Our members consistently tell us that their rates bills are a significant financial burden on their businesses, restricting growth and on occasions forcing them to close. In addition, Northern Ireland has nearly twice the UK’s national average of levels of high street dereliction. We believe our rates plan will address this problem and begin to reverse this decline.

We propose a tiered system of relief ranging from:

- 100% for those with a net annual value (NAV) under £10,000;

- 50% for those with a NAV of between £10,000 and under £15,000 and;

- 25% for those with a NAV of between £15,000 and under £25,000.”

The total cost of this relief would be £36m, which would mean that an additional £18m is needed above the £18m that it currently costs to provide small business rate relief. In order to fund this additional £18m we recommend that the vacant property relief after three months should be reduced from its current 50% to 15%.

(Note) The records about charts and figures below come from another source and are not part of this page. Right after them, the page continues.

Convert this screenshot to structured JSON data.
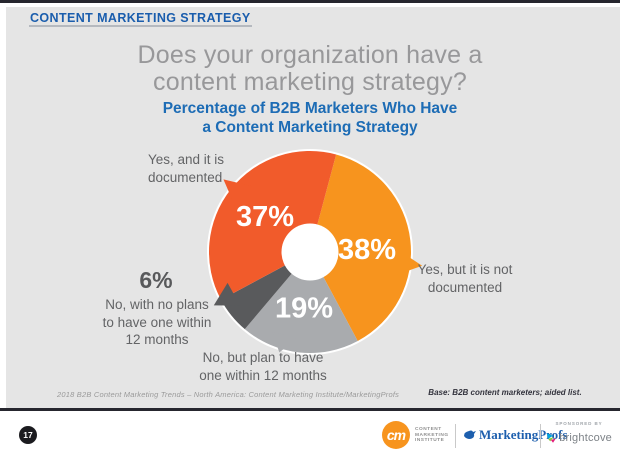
{
  "slide": {
    "eyebrow": "CONTENT MARKETING STRATEGY",
    "title": "Does your organization have a\ncontent marketing strategy?",
    "chart_title": "Percentage of B2B Marketers Who Have\na Content Marketing Strategy",
    "source": "2018 B2B Content Marketing Trends – North America: Content Marketing Institute/MarketingProfs",
    "base_note": "Base: B2B content marketers; aided list.",
    "page_number": "17"
  },
  "chart_data": {
    "type": "pie",
    "donut": true,
    "title": "Percentage of B2B Marketers Who Have a Content Marketing Strategy",
    "start_angle_deg": 15,
    "legend_position": "callouts-around-chart",
    "segments": [
      {
        "label": "Yes, but it is not documented",
        "value": 38,
        "pct_label": "38%",
        "color": "#F7941E",
        "tail_angle_deg": 97,
        "tail_r": 113,
        "label_angle_deg": 88
      },
      {
        "label": "No, but plan to have one within 12 months",
        "value": 19,
        "pct_label": "19%",
        "color": "#A9ABAE",
        "tail_angle_deg": 197,
        "tail_r": 105,
        "label_angle_deg": 186
      },
      {
        "label": "No, with no plans to have one within 12 months",
        "value": 6,
        "pct_label": "",
        "color": "#595A5C",
        "tail_angle_deg": 241,
        "tail_r": 110
      },
      {
        "label": "Yes, and it is documented",
        "value": 37,
        "pct_label": "37%",
        "color": "#F15B2B",
        "tail_angle_deg": 310,
        "tail_r": 113,
        "label_angle_deg": 308
      }
    ],
    "callouts": {
      "yes_documented": "Yes, and it is\ndocumented",
      "yes_not_documented": "Yes, but it is not\ndocumented",
      "no_plans_pct": "6%",
      "no_plans": "No, with no plans\nto have one within\n12 months",
      "plan_within": "No, but plan to have\none within 12 months"
    }
  },
  "footer": {
    "cmi_monogram": "cm",
    "cmi_lines": "CONTENT\nMARKETING\nINSTITUTE",
    "marketingprofs": "MarketingProfs",
    "sponsored_by": "SPONSORED BY",
    "brightcove": "brightcove"
  },
  "colors": {
    "accent_blue": "#1d6cb5",
    "title_gray": "#98989a",
    "slide_bg": "#E5E5E5",
    "strip_dark": "#26262e"
  }
}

Our scheme is fully costed and involves no new expenditure to the NI Executive budget. It is value for the taxpayer, ensuring that the businesses that need help with their rates bills the most, receive it. Directly assisting our independent retail and hospitality sectors is in line with existing rate relief for manufacturing, agriculture and charity shops.

Not only will our rates relief scheme be beneficial for many existing independent retail and hospitality businesses, but potentially assist new start businesses in our sectors with a substantial rates reduction helping reduce their start-up costs.

We also want to see the extension of the empty premises rate relief scheme, which gives a 50% discount to the first year of a new business to include a 25% reduction in their second year.

Reform of the rates hardship fund is also needed to ensure it is easier for our members to claim in the event of flooding or serious disruption to trade as a result of major roadworks or public realm changes.

There is no reason why this new Retail and Hospitality Rate Relief Scheme could not be in place by April 2017.